Caetano estava tenso, sentado na cadeira, enquanto era interrogado. Ele simplesmente tinha sido tirado de seu apartamento no meio da noite e levado para o Rio sem a mínima explicação ou motivo.

Sua vida tinha sido uma grande confusão nos últimos meses, tantas certezas e dúvidas que haviam mudado. Caetano não se encontrou mais com Chico, que até onde ele sabia, tinha voltado com Marieta.

Claro que Caetano ainda não tinha esquecido Chico, e provavelmente nunca conseguiria esquecer, mas independente disso precisava seguir com sua vida. Então ele se casou com Dedé, e estava tudo bem até aquela vaia na final paulista do III Festival Internacional da Canção. Foi horrível, tinham lhe jogado coisas, e Caetano não resistiu a um discurso inflamado contra a plateia. Ele estava com tanta raiva, tudo parecia estar se virando contra ele de repente, primeiro Chico, depois o público e agora isso. O que mais ainda poderia lhe acontecer?

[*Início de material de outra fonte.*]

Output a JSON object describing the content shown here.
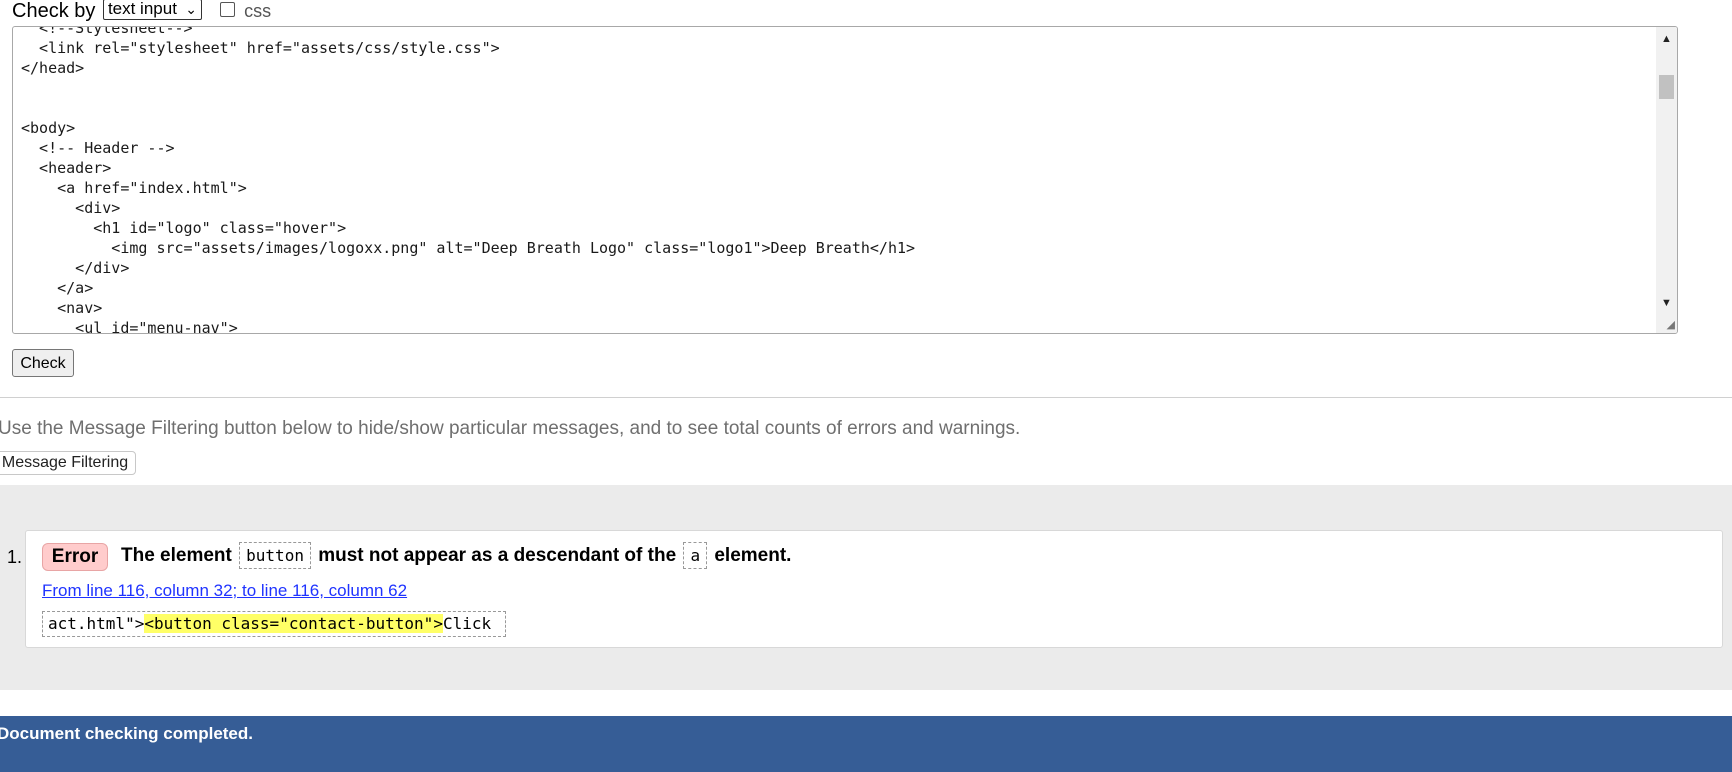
{
  "check_by": {
    "label": "Check by",
    "select_value": "text input",
    "css_label": "css",
    "css_checked": false
  },
  "code_lines": [
    "  <!--Stylesheet-->",
    "  <link rel=\"stylesheet\" href=\"assets/css/style.css\">",
    "</head>",
    "",
    "",
    "<body>",
    "  <!-- Header -->",
    "  <header>",
    "    <a href=\"index.html\">",
    "      <div>",
    "        <h1 id=\"logo\" class=\"hover\">",
    "          <img src=\"assets/images/logoxx.png\" alt=\"Deep Breath Logo\" class=\"logo1\">Deep Breath</h1>",
    "      </div>",
    "    </a>",
    "    <nav>",
    "      <ul id=\"menu-nav\">"
  ],
  "check_button": "Check",
  "filter_hint": "Use the Message Filtering button below to hide/show particular messages, and to see total counts of errors and warnings.",
  "filter_button": "Message Filtering",
  "messages": [
    {
      "number": "1.",
      "type": "Error",
      "text_before": "The element",
      "code1": "button",
      "text_middle": "must not appear as a descendant of the",
      "code2": "a",
      "text_after": "element.",
      "location": "From line 116, column 32; to line 116, column 62",
      "extract_before": "act.html\">",
      "extract_highlight": "<button class=\"contact-button\">",
      "extract_after": "Click"
    }
  ],
  "status": "Document checking completed.",
  "colors": {
    "status_bar": "#365d96",
    "error_badge": "#ffcccc",
    "highlight": "#ffff66",
    "link": "#1f33ff"
  }
}
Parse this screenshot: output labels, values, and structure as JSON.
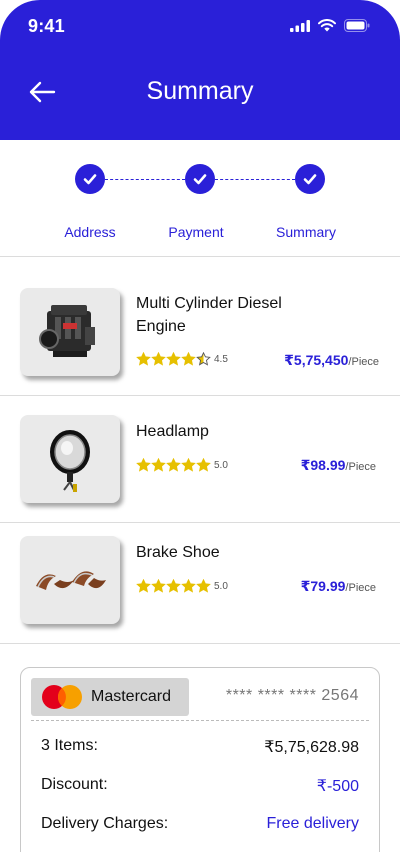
{
  "status_bar": {
    "time": "9:41"
  },
  "header": {
    "title": "Summary"
  },
  "stepper": {
    "steps": [
      {
        "label": "Address"
      },
      {
        "label": "Payment"
      },
      {
        "label": "Summary"
      }
    ]
  },
  "products": [
    {
      "name": "Multi Cylinder Diesel Engine",
      "rating": "4.5",
      "rating_value": 4.5,
      "price": "₹5,75,450",
      "unit": "/Piece"
    },
    {
      "name": "Headlamp",
      "rating": "5.0",
      "rating_value": 5,
      "price": "₹98.99",
      "unit": "/Piece"
    },
    {
      "name": "Brake Shoe",
      "rating": "5.0",
      "rating_value": 5,
      "price": "₹79.99",
      "unit": "/Piece"
    }
  ],
  "payment": {
    "method": "Mastercard",
    "card_number": "**** **** **** 2564",
    "rows": [
      {
        "label": "3 Items:",
        "value": "₹5,75,628.98"
      },
      {
        "label": "Discount:",
        "value": "₹-500"
      },
      {
        "label": "Delivery Charges:",
        "value": "Free delivery"
      }
    ]
  },
  "colors": {
    "primary": "#2a20d8",
    "star": "#e6c000"
  }
}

Caetano foi bruscamente tirado de seus pensamentos por um dos militares que o interrogava. Alguma coisa lhe dizia que aquilo não seria só um depoimento. Fizeram as mais absurdas perguntas sobre sua vida, seu trabalho, seus amigos, entre outros. Então lhe mostraram algumas fotos da Passeata dos Cem Mil, perguntaram sobre cada um dos que estavam perto dele na manifestação e sua relação com eles.

Até que chegou em Chico, e Caetano engoliu em seco.

"Ele era meu amigo." - Doeu dizer aquelas palavras, ter que fazer aquele teatro todo doía.

"Era?"

"Tivemos um desentendimento." - Pelo menos, naquele momento, aquela triste verdade serviu para algo, Caetano pensou.

Caetano ouviu um dos soldados falar sobre Chico:

"Esse aí é melhor nem pensar em voltar para o país, ou vai do aeroporto pra prisão."

O alívio de ouvir que Chico não estava no Brasil logo foi substituído pelo pânico da possibilidade dele voltar. Isso não podia acontecer, Caetano tinha que avisá-lo, mas como? Ele nem sabia se sairia daquele lugar.

Um pensamento passou por sua cabeça. E se Chico estivesse com ele quando o prenderam? Caetano estremeceu só de imaginar.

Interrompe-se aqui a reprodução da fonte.